The bottom line when it comes to the risks and benefits of lecithin supplementation

Here is what we know about lecithin:

  • The phospholipid phosphatidylcholine (lecithin) is the major dietary source of choline, an essential nutrient that is part of the B-complex vitamin family. Choline has various metabolic roles, ranging from its critical involvement in lipid metabolism and cell-membrane structure to its role as a precursor for the synthesis of the neurotransmitter acetylcholine.
  • Red meat, processed meats, and egg yolk contain high levels of lecithin.
  • Gut flora metabolizes phosphatidylcholine (lecithin) into three metabolites that show up at high concentrations in people who have had a heart attack or a stroke.
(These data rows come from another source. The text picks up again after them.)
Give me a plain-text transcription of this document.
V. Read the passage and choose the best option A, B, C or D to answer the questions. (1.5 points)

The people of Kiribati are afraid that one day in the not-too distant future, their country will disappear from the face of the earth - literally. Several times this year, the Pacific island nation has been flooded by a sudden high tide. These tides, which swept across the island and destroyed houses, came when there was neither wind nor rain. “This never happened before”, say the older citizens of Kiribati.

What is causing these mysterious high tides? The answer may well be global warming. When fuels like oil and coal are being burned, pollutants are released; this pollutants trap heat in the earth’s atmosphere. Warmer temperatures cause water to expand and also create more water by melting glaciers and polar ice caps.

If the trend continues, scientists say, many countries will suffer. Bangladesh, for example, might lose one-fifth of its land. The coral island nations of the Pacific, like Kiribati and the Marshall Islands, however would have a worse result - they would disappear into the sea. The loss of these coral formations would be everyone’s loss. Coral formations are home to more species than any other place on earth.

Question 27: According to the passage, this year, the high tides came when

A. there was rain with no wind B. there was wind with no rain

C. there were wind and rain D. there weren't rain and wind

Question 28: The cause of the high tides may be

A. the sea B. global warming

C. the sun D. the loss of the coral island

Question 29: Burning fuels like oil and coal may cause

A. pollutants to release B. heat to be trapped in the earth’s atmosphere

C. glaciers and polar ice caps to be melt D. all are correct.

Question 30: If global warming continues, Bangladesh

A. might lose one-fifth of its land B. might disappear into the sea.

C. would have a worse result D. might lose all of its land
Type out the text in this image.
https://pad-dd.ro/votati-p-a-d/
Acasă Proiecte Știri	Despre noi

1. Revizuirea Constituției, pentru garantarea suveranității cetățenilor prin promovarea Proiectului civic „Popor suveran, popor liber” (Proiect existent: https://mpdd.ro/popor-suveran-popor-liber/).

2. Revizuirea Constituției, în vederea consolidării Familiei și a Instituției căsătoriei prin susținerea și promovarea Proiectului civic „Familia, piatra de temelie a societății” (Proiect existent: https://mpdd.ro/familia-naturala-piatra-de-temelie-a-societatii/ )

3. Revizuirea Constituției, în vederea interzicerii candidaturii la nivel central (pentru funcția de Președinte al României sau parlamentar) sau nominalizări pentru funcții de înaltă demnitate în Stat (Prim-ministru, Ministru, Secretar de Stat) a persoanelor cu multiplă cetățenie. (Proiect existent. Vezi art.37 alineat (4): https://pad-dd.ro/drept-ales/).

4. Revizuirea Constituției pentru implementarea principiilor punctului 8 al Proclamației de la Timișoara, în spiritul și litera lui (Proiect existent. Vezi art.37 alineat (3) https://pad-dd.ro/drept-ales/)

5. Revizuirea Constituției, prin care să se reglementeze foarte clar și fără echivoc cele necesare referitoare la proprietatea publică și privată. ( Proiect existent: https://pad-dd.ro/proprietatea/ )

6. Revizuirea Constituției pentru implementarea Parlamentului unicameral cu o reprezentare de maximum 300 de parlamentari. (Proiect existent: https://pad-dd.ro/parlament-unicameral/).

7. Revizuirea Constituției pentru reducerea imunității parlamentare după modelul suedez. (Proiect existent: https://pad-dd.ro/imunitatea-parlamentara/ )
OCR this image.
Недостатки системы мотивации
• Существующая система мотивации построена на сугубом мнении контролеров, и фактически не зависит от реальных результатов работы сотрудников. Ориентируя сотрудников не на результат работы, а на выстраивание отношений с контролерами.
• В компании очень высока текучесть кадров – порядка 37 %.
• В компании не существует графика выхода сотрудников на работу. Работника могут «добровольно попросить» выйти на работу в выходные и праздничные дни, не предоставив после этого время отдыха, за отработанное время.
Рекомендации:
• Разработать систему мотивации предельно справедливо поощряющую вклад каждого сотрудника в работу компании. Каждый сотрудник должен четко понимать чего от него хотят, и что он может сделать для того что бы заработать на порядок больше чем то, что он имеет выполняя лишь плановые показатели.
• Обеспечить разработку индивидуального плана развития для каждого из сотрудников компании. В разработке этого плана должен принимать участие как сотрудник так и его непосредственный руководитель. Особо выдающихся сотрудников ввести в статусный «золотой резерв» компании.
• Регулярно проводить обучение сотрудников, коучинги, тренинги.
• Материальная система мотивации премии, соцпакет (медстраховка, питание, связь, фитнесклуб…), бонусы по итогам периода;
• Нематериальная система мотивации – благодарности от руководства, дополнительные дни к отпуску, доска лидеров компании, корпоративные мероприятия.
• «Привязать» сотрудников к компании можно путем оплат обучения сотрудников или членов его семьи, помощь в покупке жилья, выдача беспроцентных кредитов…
They are choline, betaine, and trimethylamine. We metabolize those bacterial metabolites into TMAO, a known atherogenic substance.
  • A large 4,000-patient study over 3 years showed a significant correlation between TMAO levels and cardiac events and stroke.

Causality vs correlation

One could argue that that the gold standard for demonstrating causality, namely a randomized, placebo-controlled study has not been done. Fair enough. But the accumulating evidence, both epidemiological and observational, and the detailed mechanistic studies provide a solid foundation for the clinical observation. This puts the onus of proof on the companies that make money off it and the “true believers” who fall for their unsubstantiated claims.

So, how does one make a decision about whether to take lecithin supplements?

Since the lecithin metabolite, TMAO, is a known atherogenic substance, I believe that until we better understand whether it actually causes atherosclerosis, the prudent approach would call for moderation.

That means limiting your intake of the foodstuffs that have high levels of lecithin.

Further, since there is no credible evidence supporting claims of health benefits, there is no reason to take high doses of lecithin in the form of nutritional supplements. If you do choose to take them, based on what we know now, you could be increasing your risk of a heart attack or stroke in exchange for no known benefit. It’s not a good trade-off, in my opinion.